One of the perks of a boutique fitness class is the instructor. Not just anyone can become a Cycologist or a certified boxing coach. These people trained for months so they're able to tailor the workout to your specific needs. If you paid $40 for a ModelFit class, you want to be there. They want to be there, too.
6. The attention to detail is crucial for efficient workouts.
Many of these pricey classes focus on specific things. When you go to ClassPass, you can find classes dedicated to toning your butt or working your shoulder muscles.
While you can lift weights for weeks at a $20-a-month gym without seeing results, the focus on certain areas of the body during a class will actually have you seeing a difference in your triceps or lower abs.
7. The variety will keep you from getting bored.
If you aren't passionate about running on a treadmill (because who is?), it gets old. Real fast. You can change up your playlist, but at the end of the day, you probably aren't going to be telling your coworkers about how you can't wait to run 5 miles on a 2.5 percent incline.
In a 2012 American College of Sports Medicine article titled “Benefits of Group Exercise,” Shawn Nolan, PhD says,
A common reason given for quitting an exercise program is boredom. A variety of class formats will keep you motivated and interested, as well as give you different instructor styles, music selection, and interaction with other participants. For many, an hour-long workout goes by very quickly when there is music playing and you are trying new exercises.
He's right: It's the reason I stopped my elliptical sessions and the reason I started to pay good money to go to spin classes alternated with strength training workouts. My body stays challenged, so my mind does, too.
8. You're less likely to skip the workout.
If you signed up for a 10-person yoga class, you need to be there. Your name is on the list, and you (and your bank account) will be held accountable if you, for some reason, decide happy hour is more appealing than vinyasa.
Sure, you can reasonably spend $30 on a cab home, but hitting snooze on your morning workout alarm is just throwing away hard-earned cash.
9. You'll work harder for the burn because you paid for it.

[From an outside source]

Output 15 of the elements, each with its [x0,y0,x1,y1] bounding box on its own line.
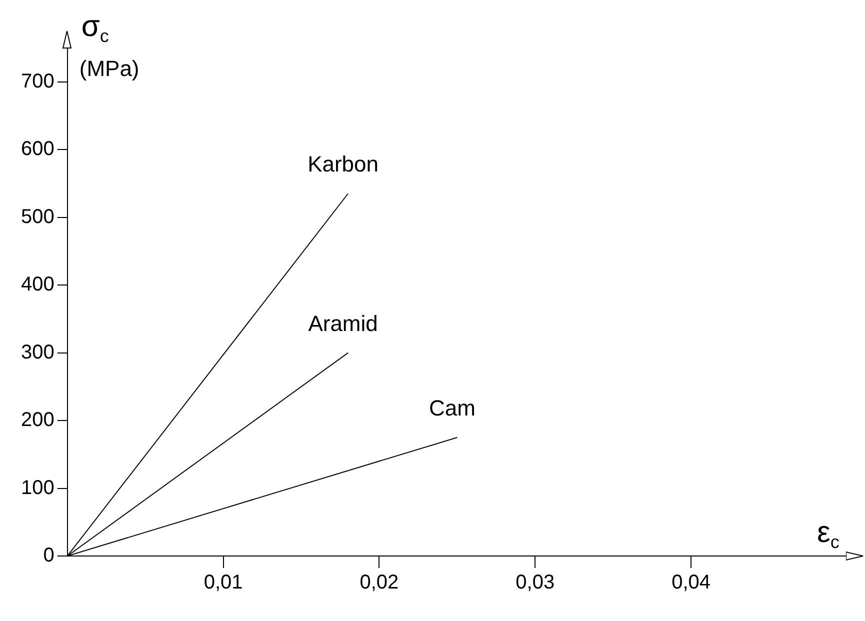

As humans, we like to the most out of everything. It's the reason all-you-can-eat buffets exist and why you keep wearing those ratty Victoria's Secret underwear.
If you handed over $32 for an ab-focused class, you're naturally going to want to work your muscles as much as you possibly can in those 50 minutes. And when you give it your all, the results will mirror your effort, making the workout worth every single dollar you spent.